Andere und mich selbst heilen

Am 5. Oktober sprach Zacharie Dusingizimana auf der internationalen Tagung für inklusive soziale Entwicklung im Goetheanum. Er berichtet, wie der große Schmerz seine Heimat, Ruanda, bis heute prägt und wie wir durch die richtigen Fragen lernen, heilend zu wirken.


Im Kern der Arbeit von Rudolf Steiner steht die Frage der Freiheit: Wie werde ich ein freier Mensch, der aus seiner tiefsten Wahrheit lebt und handelt? Wie finde ich die Quelle für mein Tun in meinem innersten Wesen? Wie kann ich über Gedanken und Muster, die in meinen Körper, meine Gewohnheiten und die mich umgebende Gesellschaft eingeschrieben sind, hinauswachsen und mein wahres Selbst finden? Inklusive soziale Entwicklung meint genau das.

Ich komme aus Ruanda, im zentralen Ostafrika, und ich möchte hier einen Teil meiner Geschichte erzählen. Darüber, wie ich Mitbegründer und Direktor des Ubumwe Community Centers wurde und warum ich jetzt auf dieser Tagung bin, und wie ich als Mensch die Heilung von anderen und mir selbst ergründe.

Vor 30 Jahren war ich 17 Jahre alt und kam für die Osterferien aus dem Internat nach Hause. Ich hatte keine Ahnung, dass das der Anfang eines neuen Lebens, in einer neuen Welt und mit neuen Menschen sein würde. Ich komme aus bescheidenen Verhältnissen. Mein Vater war Künstler, der Holzfiguren schnitzte, und meine Mutter war Hausfrau. Wir lebten ein friedliches Leben, stolz und dankbar für das, was wir hatten. Ich war eines von sechs Geschwistern, zwei Jungen und vier Mädchen. Zu der Zeit lebten drei von uns weit weg, während wir anderen zu Hause waren.

Am Morgen des 7. April 1994 hörten wir im Radio, dass der damalige Präsident von Ruanda getötet worden war – sein Flugzeug war während der Landung in der Hauptstadt Kigali abgeschossen worden. Es war nicht klar, was passierte, und wir konnten nur durch das Radio Neuigkeiten erfahren. Im Radio wurde nur die Mitteilung wiederholt, dass alle zu Hause bleiben sollten. Ich sah, wie sich unsere Eltern und Nachbarn in kleinen Gruppen sammelten, aber ich konnte mir nicht vorstellen, was los war und was passieren würde. Einige Tage später brannten um uns die Häuser, in allen Nachbardörfern, und ich hörte das laute Geschrei der vielen Menschen, die umherrannten und ein Versteck suchten.

So begann der Völkermord an den Tutsi in meinem Dorf.

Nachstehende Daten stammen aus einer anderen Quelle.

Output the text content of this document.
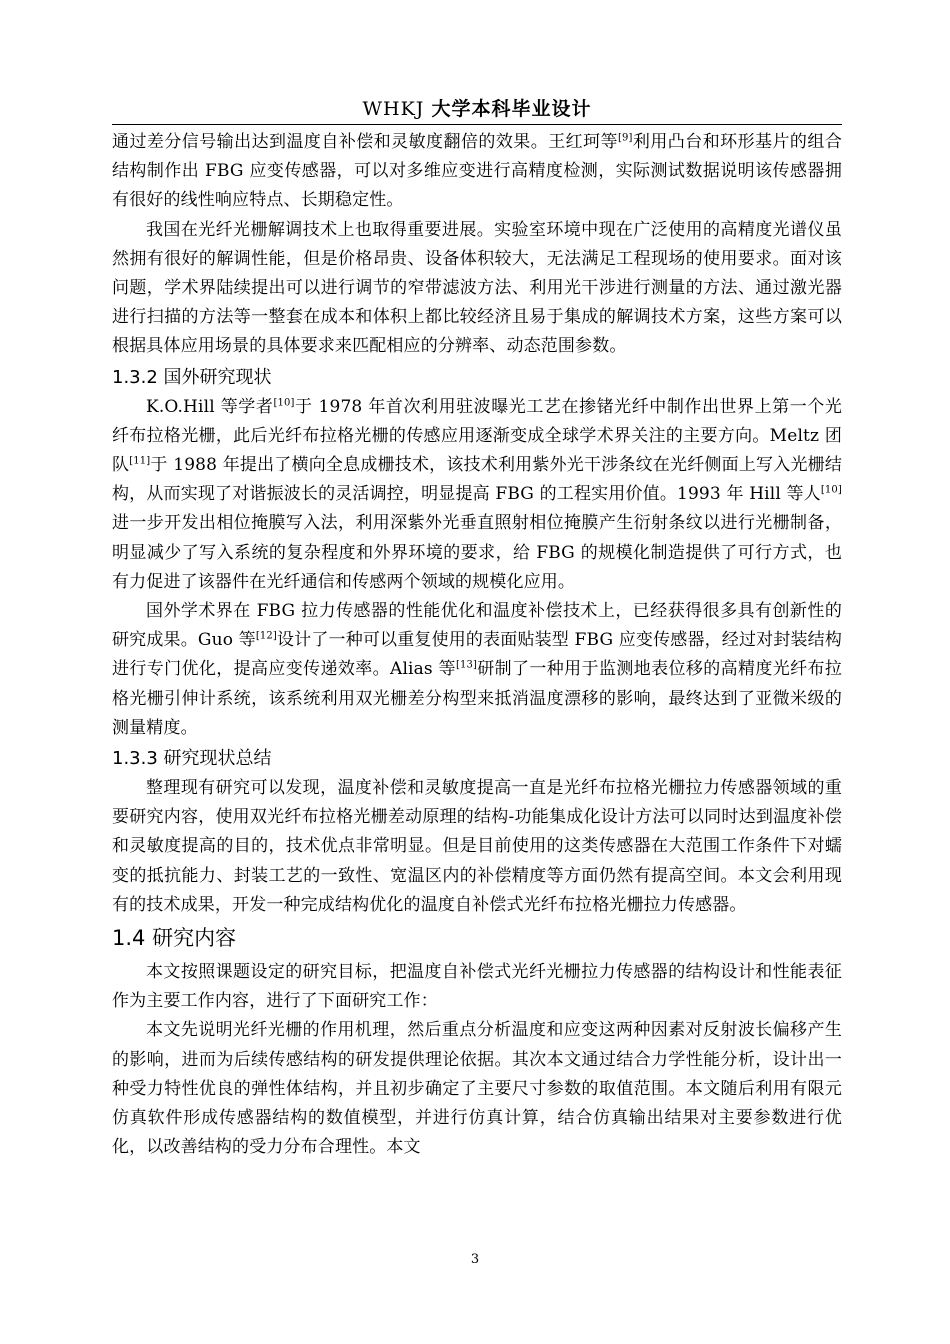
WHKJ 大学本科毕业设计

通过差分信号输出达到温度自补偿和灵敏度翻倍的效果。王红珂等[9]利用凸台和环形基片的组合结构制作出 FBG 应变传感器，可以对多维应变进行高精度检测，实际测试数据说明该传感器拥有很好的线性响应特点、长期稳定性。

我国在光纤光栅解调技术上也取得重要进展。实验室环境中现在广泛使用的高精度光谱仪虽然拥有很好的解调性能，但是价格昂贵、设备体积较大，无法满足工程现场的使用要求。面对该问题，学术界陆续提出可以进行调节的窄带滤波方法、利用光干涉进行测量的方法、通过激光器进行扫描的方法等一整套在成本和体积上都比较经济且易于集成的解调技术方案，这些方案可以根据具体应用场景的具体要求来匹配相应的分辨率、动态范围参数。

1.3.2 国外研究现状

K.O.Hill 等学者[10]于 1978 年首次利用驻波曝光工艺在掺锗光纤中制作出世界上第一个光纤布拉格光栅，此后光纤布拉格光栅的传感应用逐渐变成全球学术界关注的主要方向。Meltz 团队[11]于 1988 年提出了横向全息成栅技术，该技术利用紫外光干涉条纹在光纤侧面上写入光栅结构，从而实现了对谐振波长的灵活调控，明显提高 FBG 的工程实用价值。1993 年 Hill 等人[10]进一步开发出相位掩膜写入法，利用深紫外光垂直照射相位掩膜产生衍射条纹以进行光栅制备，明显减少了写入系统的复杂程度和外界环境的要求，给 FBG 的规模化制造提供了可行方式，也有力促进了该器件在光纤通信和传感两个领域的规模化应用。

国外学术界在 FBG 拉力传感器的性能优化和温度补偿技术上，已经获得很多具有创新性的研究成果。Guo 等[12]设计了一种可以重复使用的表面贴装型 FBG 应变传感器，经过对封装结构进行专门优化，提高应变传递效率。Alias 等[13]研制了一种用于监测地表位移的高精度光纤布拉格光栅引伸计系统，该系统利用双光栅差分构型来抵消温度漂移的影响，最终达到了亚微米级的测量精度。

1.3.3 研究现状总结

整理现有研究可以发现，温度补偿和灵敏度提高一直是光纤布拉格光栅拉力传感器领域的重要研究内容，使用双光纤布拉格光栅差动原理的结构-功能集成化设计方法可以同时达到温度补偿和灵敏度提高的目的，技术优点非常明显。但是目前使用的这类传感器在大范围工作条件下对蠕变的抵抗能力、封装工艺的一致性、宽温区内的补偿精度等方面仍然有提高空间。本文会利用现有的技术成果，开发一种完成结构优化的温度自补偿式光纤布拉格光栅拉力传感器。

1.4 研究内容

本文按照课题设定的研究目标，把温度自补偿式光纤光栅拉力传感器的结构设计和性能表征作为主要工作内容，进行了下面研究工作：

本文先说明光纤光栅的作用机理，然后重点分析温度和应变这两种因素对反射波长偏移产生的影响，进而为后续传感结构的研发提供理论依据。其次本文通过结合力学性能分析，设计出一种受力特性优良的弹性体结构，并且初步确定了主要尺寸参数的取值范围。本文随后利用有限元仿真软件形成传感器结构的数值模型，并进行仿真计算，结合仿真输出结果对主要参数进行优化，以改善结构的受力分布合理性。本文

3
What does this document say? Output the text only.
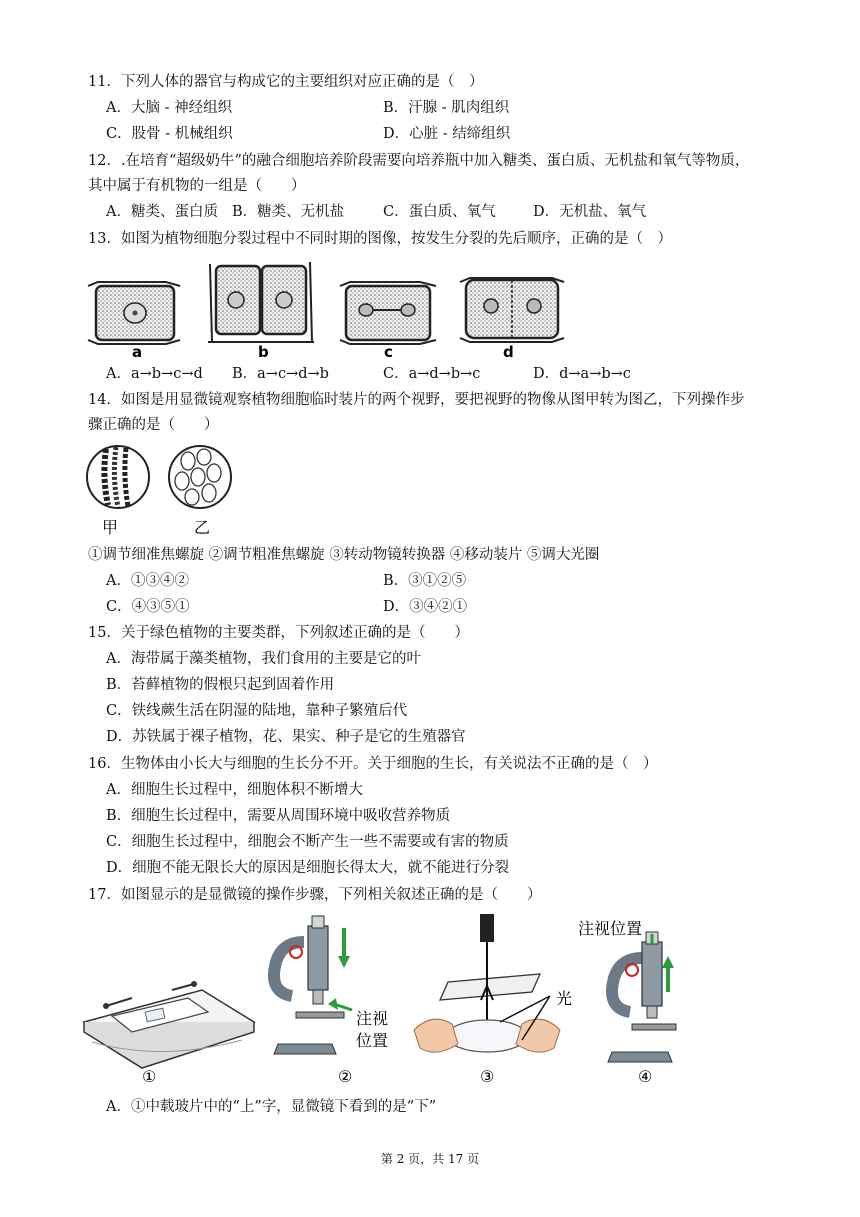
11．下列人体的器官与构成它的主要组织对应正确的是（　）
A．大脑 - 神经组织	B．汗腺 - 肌肉组织
C．股骨 - 机械组织	D．心脏 - 结缔组织
12．.在培育“超级奶牛”的融合细胞培养阶段需要向培养瓶中加入糖类、蛋白质、无机盐和氧气等物质，
其中属于有机物的一组是（　　）
A．糖类、蛋白质 B．糖类、无机盐	C．蛋白质、氧气	D．无机盐、氧气
13．如图为植物细胞分裂过程中不同时期的图像，按发生分裂的先后顺序，正确的是（　）
a	b	c	d
A．a→b→c→d B．a→c→d→b	C．a→d→b→c	D．d→a→b→c
14．如图是用显微镜观察植物细胞临时装片的两个视野，要把视野的物像从图甲转为图乙，下列操作步
骤正确的是（　　）
甲	乙
①调节细准焦螺旋 ②调节粗准焦螺旋 ③转动物镜转换器 ④移动装片 ⑤调大光圈
A．①③④②	B．③①②⑤
C．④③⑤①	D．③④②①
15．关于绿色植物的主要类群，下列叙述正确的是（　　）
A．海带属于藻类植物，我们食用的主要是它的叶
B．苔藓植物的假根只起到固着作用
C．铁线蕨生活在阴湿的陆地，靠种子繁殖后代
D．苏铁属于裸子植物，花、果实、种子是它的生殖器官
16．生物体由小长大与细胞的生长分不开。关于细胞的生长，有关说法不正确的是（　）
A．细胞生长过程中，细胞体积不断增大
B．细胞生长过程中，需要从周围环境中吸收营养物质
C．细胞生长过程中，细胞会不断产生一些不需要或有害的物质
D．细胞不能无限长大的原因是细胞长得太大，就不能进行分裂
17．如图显示的是显微镜的操作步骤，下列相关叙述正确的是（　　）
注视
位置
光
注视位置
①	②	③	④
A．①中载玻片中的“上”字，显微镜下看到的是“下”
第 2 页，共 17 页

Die drei Monate, in denen der Völkermord tobte, waren, als ob man jeden Tag sterben und wieder lebendig werden würde. Das Land verlor eine Million Menschen in nur 100 Tagen. Danach waren wir alle auf unterschiedliche Art traumatisiert. Ich hatte Angst vor allen und allem. Ich konnte überall die toten Körper riechen. 1995 zog ich mit meiner Familie nach Nairobi in Kenia. Das fühlte sich sehr weit weg an, mit vielen unterschiedlichen Kulturen und Menschen. Ich habe fast fünf Jahre dort verbracht. Ich wollte mein Land vergessen und niemals zurückgehen. Ende 1999 kam eine meiner Schwestern, die in Ruanda geblieben war, zu Besuch. Ich absolvierte gerade die weiterführende Schule. Sie erzählte, dass sich vieles verändert habe, und lud mich zu einem Besuch ein. Als ich zu ihr fuhr, war natürlich nicht alles in Ordnung, aber wenigstens konnte ich Menschen zusammen sehen. Ich sah Schüler und Schülerinnen, die in die Schule gingen und auch sonst gingen die Menschen ihrem Alltag und ihrer Arbeit nach. Aber das Wichtigste war, es waren keine Schüsse und keine Hilferufe mehr zu hören. Während meines Besuchs fing ich an zu bereuen, dass ich weggegangen war, während andere geblieben und in die Armee eingetreten waren oder alle möglichen Arbeiten für die Gemeinschaft machten, um das Land nach dem Genozid wiederherzustellen. Ich fühlte eine Leere in mir, die ich füllen wollte.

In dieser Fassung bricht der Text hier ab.